After lunch, we drove a few short blocks to McAllister and Solomon, a used- and rare-book store on Wrightsville Avenue near 44th Street. If you’re a book lover, this is probably the place for you. Certainly it was the place for Judge Audrey Hamilton, whom we met leaving the store with a half-dozen vintage mystery novels in her arms. I myself would rather see the movie than read the book, but Dwight’s mother always has two or
three books going at the same time and whenever we drive into Raleigh for lunch or shopping, she wants to stop by Reader’s Corner or Quail Ridge Books and Music and look at every title on the shelves. I usually kill time stocking up on CDs and greeting cards.
While Martha cruised biography and history, I went looking for the children’s section. My brother Zach had been mildly dyslexic, so Mother made him read aloud every night. I remember being transfixed by Old Yeller. Cal’s a reader like his grandmother, and I thought he might enjoy it even though we could probably rent the video.
I didn’t really expect to find a copy, but there it sat on a lower shelf. Unfortunately, it was a first edition and carried a seventy-dollar price tag. I sat down on a nearby stool and opened the pages to refresh my memory of Travis and his irritating younger brother, Arliss. Naturally I had identified with Arliss back then. My brothers thought I was a tagalong pain in the ass and didn’t hide their opinion much better than Travis did. I flipped to the heartbreaking ending and found myself choking up as if I were four again and about to sob, “No, no, NO! He can’t shoot Yeller!”

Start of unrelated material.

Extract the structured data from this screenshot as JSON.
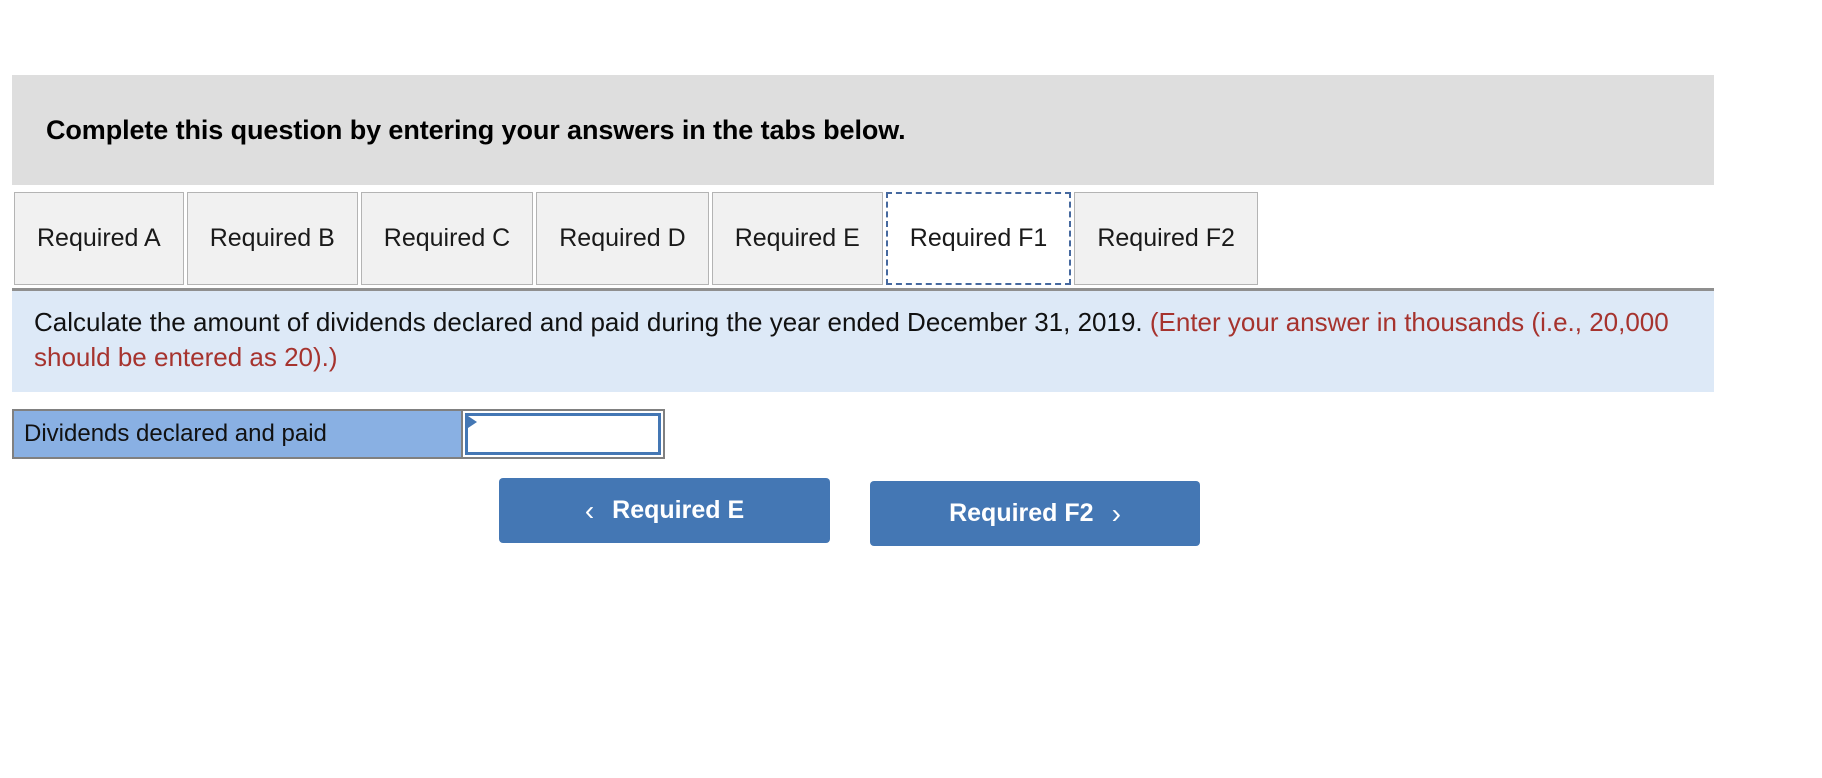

I had been aware that there were two people on the other side of the shelves from me, but the male voice was halfway through a quietly emotional reading of a poem before I came up from Yeller’s death scene and registered his words:
… And I shall have some peace there, for peace comes dropping slow,
Dropping from the veils of the morning to where the cricket sings;
There midnight’s all a glimmer, and noon a purple glow,
And evening full of the linnet’s wings.